»Warte nur, bis Miranda sieht, was du mit ihrem Garten angestellt hast. Nicht eine einzige Tulpenzwiebel ist ihr geblieben, Pewter. Und alles bloß, weil du letzte Woche gedacht hast, da ist ein Maulwurf drin.«
»Ihre Tulpen waren krank. Ich hab ihr 'ne Menge Ärger erspart.« Sie machte eine kurze Pause.»Und ich hab das Loch sogar mit Mulch zugedeckt. Sie merkt es frühestens in ein, zwei Monaten.
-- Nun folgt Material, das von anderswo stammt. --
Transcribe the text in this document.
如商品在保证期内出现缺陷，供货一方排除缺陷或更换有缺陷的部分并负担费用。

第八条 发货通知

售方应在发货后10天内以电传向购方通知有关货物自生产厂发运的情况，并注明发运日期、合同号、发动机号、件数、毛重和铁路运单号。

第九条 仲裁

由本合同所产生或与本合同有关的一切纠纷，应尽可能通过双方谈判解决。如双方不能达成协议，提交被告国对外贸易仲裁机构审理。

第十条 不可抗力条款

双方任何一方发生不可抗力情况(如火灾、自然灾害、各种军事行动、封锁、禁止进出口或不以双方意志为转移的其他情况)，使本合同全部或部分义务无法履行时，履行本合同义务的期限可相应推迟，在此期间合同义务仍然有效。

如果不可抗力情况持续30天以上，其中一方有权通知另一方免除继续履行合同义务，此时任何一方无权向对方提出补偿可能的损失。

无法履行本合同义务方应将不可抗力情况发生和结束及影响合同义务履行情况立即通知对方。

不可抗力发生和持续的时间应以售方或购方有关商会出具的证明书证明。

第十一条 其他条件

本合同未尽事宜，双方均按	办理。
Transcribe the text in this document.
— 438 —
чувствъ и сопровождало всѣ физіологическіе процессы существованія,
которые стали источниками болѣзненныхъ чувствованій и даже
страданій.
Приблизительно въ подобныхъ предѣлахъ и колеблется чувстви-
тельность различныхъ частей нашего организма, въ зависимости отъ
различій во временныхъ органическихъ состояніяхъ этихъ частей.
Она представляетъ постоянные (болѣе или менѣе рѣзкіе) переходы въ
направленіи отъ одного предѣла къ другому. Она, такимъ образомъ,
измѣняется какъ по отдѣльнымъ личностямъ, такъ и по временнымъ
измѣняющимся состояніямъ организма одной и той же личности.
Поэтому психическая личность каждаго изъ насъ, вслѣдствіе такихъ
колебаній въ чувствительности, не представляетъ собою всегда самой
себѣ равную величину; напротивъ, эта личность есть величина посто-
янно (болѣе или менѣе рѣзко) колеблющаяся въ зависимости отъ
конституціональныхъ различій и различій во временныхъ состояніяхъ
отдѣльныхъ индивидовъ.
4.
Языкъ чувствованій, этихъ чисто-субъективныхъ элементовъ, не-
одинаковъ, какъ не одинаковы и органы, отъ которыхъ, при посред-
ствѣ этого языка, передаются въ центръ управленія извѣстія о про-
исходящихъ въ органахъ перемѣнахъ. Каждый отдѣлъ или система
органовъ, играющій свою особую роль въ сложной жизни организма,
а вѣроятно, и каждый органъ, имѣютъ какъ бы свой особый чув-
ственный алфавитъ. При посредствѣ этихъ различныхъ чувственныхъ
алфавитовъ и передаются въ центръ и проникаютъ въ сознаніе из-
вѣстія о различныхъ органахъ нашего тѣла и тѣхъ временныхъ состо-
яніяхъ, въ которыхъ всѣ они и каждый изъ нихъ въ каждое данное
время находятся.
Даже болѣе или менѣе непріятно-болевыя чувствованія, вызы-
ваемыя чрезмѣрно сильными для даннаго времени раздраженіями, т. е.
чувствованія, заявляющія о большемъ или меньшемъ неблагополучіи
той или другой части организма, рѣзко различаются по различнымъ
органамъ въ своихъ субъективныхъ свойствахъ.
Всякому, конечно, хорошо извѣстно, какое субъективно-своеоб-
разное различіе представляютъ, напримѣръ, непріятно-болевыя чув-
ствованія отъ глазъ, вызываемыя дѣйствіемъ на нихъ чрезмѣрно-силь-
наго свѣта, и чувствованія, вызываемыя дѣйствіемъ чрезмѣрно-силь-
Wer weiß, wann der Frühling kommt?«
»Wann der Frühling kommt, weiß ich nicht, aber Mim, die Mächtige, kommt jetzt.« Tucker stand auf den Hinterbeinen und sah aus dem Fenster.
Mim Sanburne, die tonangebende und reichste Bürgerin der Stadt, schloß die Tür ihres Bentley Turbo und trat, ganz vorsichtig, weil große Flächen Mittelvirginias von einer Eisschicht bedeckt waren, auf den geräumten Gehweg, der zum Postamt führte.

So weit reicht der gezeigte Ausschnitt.